A Torino, la nomina del futuro direttore del glorioso Salone del libro è ormai una lite ideologica tra contrapposte politiche e visioni della cultura; presto lo sarà anche la scelta del successore di Steve Della Casa alla guida del non meno glorioso Festival del Cinema, che da 40 anni dà lustro alla città che fu culla della settima arte.
A Berlino, invece, il direttore Carlo Chatrian resta saldo in sella. È un italiano, un torinese, per la precisione. Segno una volta di più che i nostri talenti non sappiamo valorizzarli e non sappiamo tenerli. All’estero, invece, se li contendono. E forse ridono di un’Italia indecisa, provinciale, timorosa e rancorosa, affetta da campanilismo acuto e irreversibile.

All’inaugurazione della 73° Berlinale, uno dei festival del cinema più importanti al mondo, invece, remano tutti dalla stessa parte, con una compattezza e un coraggio che, viste da sud delle Alpi, fanno quasi paura. Così, mentre per il Festival di San Remo si è vista la pietosa farsa “Zelensky sì, Zelensky no”, per poi arrivare a un compromesso vigliacco e il tremebondo, a Berlino il presidente ucraino ha praticamente inaugurato lui la manifestazione. Ha parlato in video conferenza, a lungo, prima ancora che parlassero le autorità locali. Ha parlato del cinema e di come rappresenti visivamente la libertà. Ha iniziato da Wim Wenders che con il suo “Il Cielo sopra Berlino”, due anni prima della caduta del famoso muro, nel 1987, aveva mostrato quel che può causare una dittatura, e poi parla del coraggio di un altro regista, l’americano Sean Penn, che nel pieno dell’invasione russa era lì, in Ucraina, a filmare e a intervistare, a raccogliere testimonianze e immagini per il documentario “Superpower” che verrà presentato proprio nel corso della Berlinale.
Poi tocca a Claudia Roth, Ministro della cultura e dei Media (ma per curiosità: ce l’abbiamo noi un ministro dei media?) che con passione e ardore snocciola le cause di libertà e giustizia alle quali il festival è solidale: dall’Ucraina, invasa da quasi un anno, alle donne alle donne iraniane e Afghane che lottano a costo della vita per vivere in un modo che a noi sembra normale e ordinario; alle popolazioni devastate dal terremoto.

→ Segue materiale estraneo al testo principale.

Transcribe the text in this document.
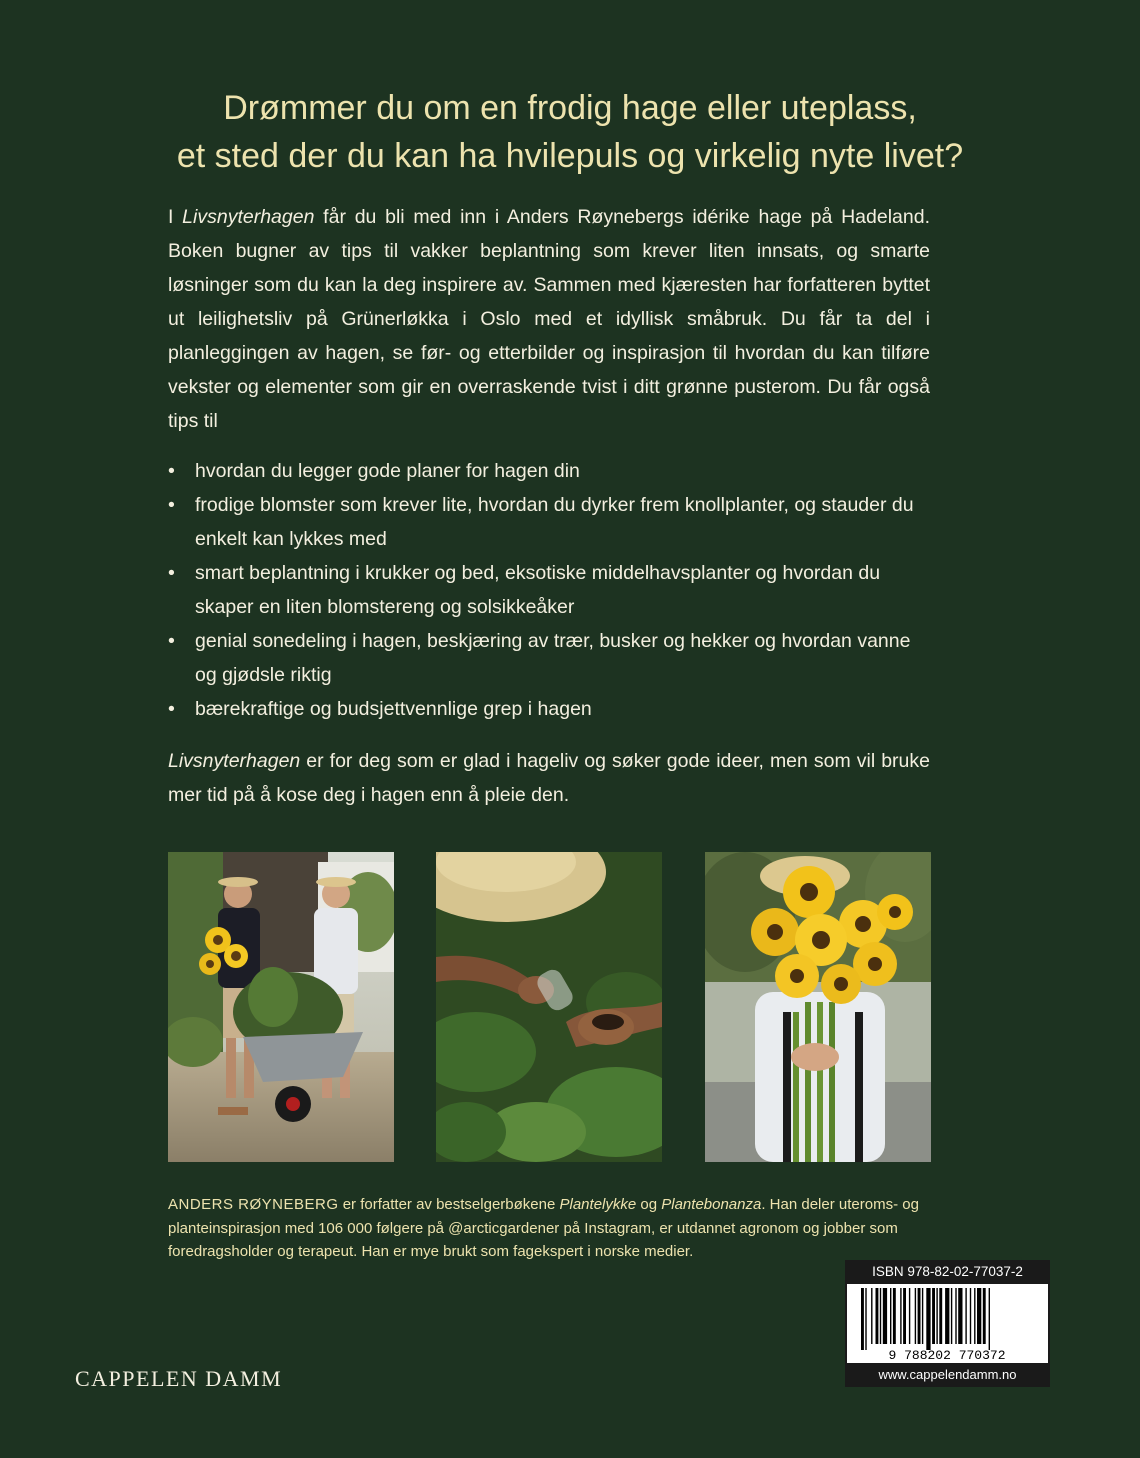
Drømmer du om en frodig hage eller uteplass,
et sted der du kan ha hvilepuls og virkelig nyte livet?
I Livsnyterhagen får du bli med inn i Anders Røynebergs idérike hage på Hadeland. Boken bugner av tips til vakker beplantning som krever liten innsats, og smarte løsninger som du kan la deg inspirere av. Sammen med kjæresten har forfatteren byttet ut leilighetsliv på Grünerløkka i Oslo med et idyllisk småbruk. Du får ta del i planleggingen av hagen, se før- og etterbilder og inspirasjon til hvordan du kan tilføre vekster og elementer som gir en overraskende tvist i ditt grønne pusterom. Du får også tips til
• hvordan du legger gode planer for hagen din
• frodige blomster som krever lite, hvordan du dyrker frem knollplanter, og stauder du enkelt kan lykkes med
• smart beplantning i krukker og bed, eksotiske middelhavsplanter og hvordan du skaper en liten blomstereng og solsikkeåker
• genial sonedeling i hagen, beskjæring av trær, busker og hekker og hvordan vanne og gjødsle riktig
• bærekraftige og budsjettvennlige grep i hagen
Livsnyterhagen er for deg som er glad i hageliv og søker gode ideer, men som vil bruke mer tid på å kose deg i hagen enn å pleie den.
ANDERS RØYNEBERG er forfatter av bestselgerbøkene Plantelykke og Plantebonanza. Han deler uteroms- og planteinspirasjon med 106 000 følgere på @arcticgardener på Instagram, er utdannet agronom og jobber som foredragsholder og terapeut. Han er mye brukt som fagekspert i norske medier.
CAPPELEN DAMM
ISBN 978-82-02-77037-2
9 788202 770372
www.cappelendamm.no
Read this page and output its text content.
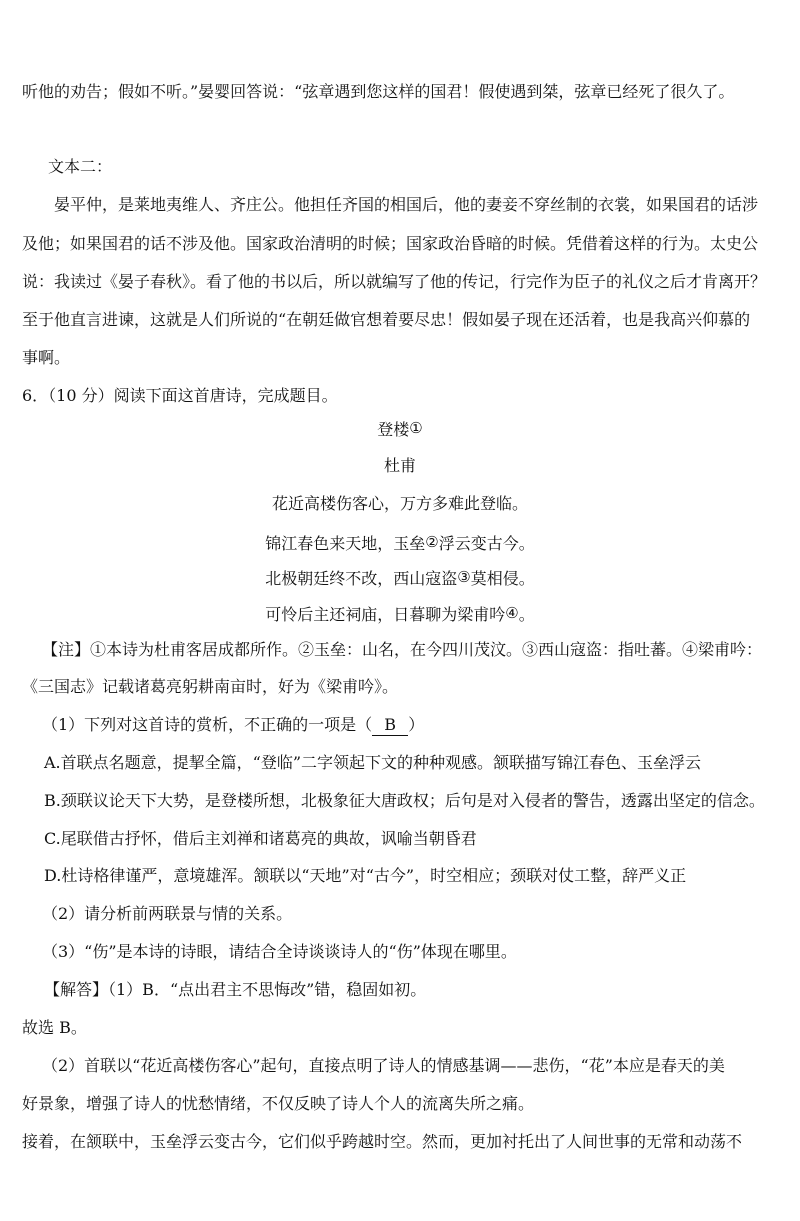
听他的劝告；假如不听。”晏婴回答说：“弦章遇到您这样的国君！假使遇到桀，弦章已经死了很久了。
文本二：
晏平仲，是莱地夷维人、齐庄公。他担任齐国的相国后，他的妻妾不穿丝制的衣裳，如果国君的话涉
及他；如果国君的话不涉及他。国家政治清明的时候；国家政治昏暗的时候。凭借着这样的行为。太史公
说：我读过《晏子春秋》。看了他的书以后，所以就编写了他的传记，行完作为臣子的礼仪之后才肯离开？
至于他直言进谏，这就是人们所说的“在朝廷做官想着要尽忠！假如晏子现在还活着，也是我高兴仰慕的
事啊。
6．（10 分）阅读下面这首唐诗，完成题目。
登楼①
杜甫
花近高楼伤客心，万方多难此登临。
锦江春色来天地，玉垒②浮云变古今。
北极朝廷终不改，西山寇盗③莫相侵。
可怜后主还祠庙，日暮聊为梁甫吟④。
【注】①本诗为杜甫客居成都所作。②玉垒：山名，在今四川茂汶。③西山寇盗：指吐蕃。④梁甫吟：
《三国志》记载诸葛亮躬耕南亩时，好为《梁甫吟》。
（1）下列对这首诗的赏析，不正确的一项是（ B ）
A.首联点名题意，提挈全篇，“登临”二字领起下文的种种观感。颔联描写锦江春色、玉垒浮云
B.颈联议论天下大势，是登楼所想，北极象征大唐政权；后句是对入侵者的警告，透露出坚定的信念。
C.尾联借古抒怀，借后主刘禅和诸葛亮的典故，讽喻当朝昏君
D.杜诗格律谨严，意境雄浑。颔联以“天地”对“古今”，时空相应；颈联对仗工整，辞严义正
（2）请分析前两联景与情的关系。
（3）“伤”是本诗的诗眼，请结合全诗谈谈诗人的“伤”体现在哪里。
【解答】（1）B．“点出君主不思悔改”错，稳固如初。
故选 B。
（2）首联以“花近高楼伤客心”起句，直接点明了诗人的情感基调——悲伤，“花”本应是春天的美
好景象，增强了诗人的忧愁情绪，不仅反映了诗人个人的流离失所之痛。
接着，在颔联中，玉垒浮云变古今，它们似乎跨越时空。然而，更加衬托出了人间世事的无常和动荡不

Allo stesso modo la Sindaca di Berlino Franziska Giffey che, ricordando che tra poco sarà passato un anno di guerra in Ucraina, dice “invasione dell’esercito di Putin”: sì, dice proprio Putin, che vuole annullare i valori dell’Ucraina”
“I film sono politica, il festival è politico: lo è sempre stato e lo sarà sempre”: sono tutti d’accordo.

“La Berlinale è un luoghi di incontri e di confronti”, come anche dimostra il suo logo, che rappresenta, stilizzate, persone di ogni tipo e colore. E per questo servono spazi ampi e generosi: quest’anno sono dunque state reclutate nuove sale e nuovi luoghi, che testimoniano una volta di più di come questa città cresce e si adegua, di pari passo con i tempi e non insegue il futuro, lo anticipa. E in questo futuro sconforta di vedere che uno dei tre sponsor principali è Uber, ebbene sì, proprio quel servizio che da noi nel 2015 il Tribunale di Milano ha dichiarato illegale e ha bloccato in tutta Italia. Non stiamo nemmeno inseguendolo, il futuro: da noi il futuro è proibito. E infatti, il secondo dei tre sponsor, Armani, è si una etichetta italiana, e questo conforta, ma è anche ormai un gruppo internazionale, come è giusto che sia. E da qualche parte c’è pure Campari.

Dunque una 73° Berlinale aperta e inclusiva, che con i sui 19 film in concorso e i circa 400 in rassegna, trasmette coraggio, entusiasmo e determinazione.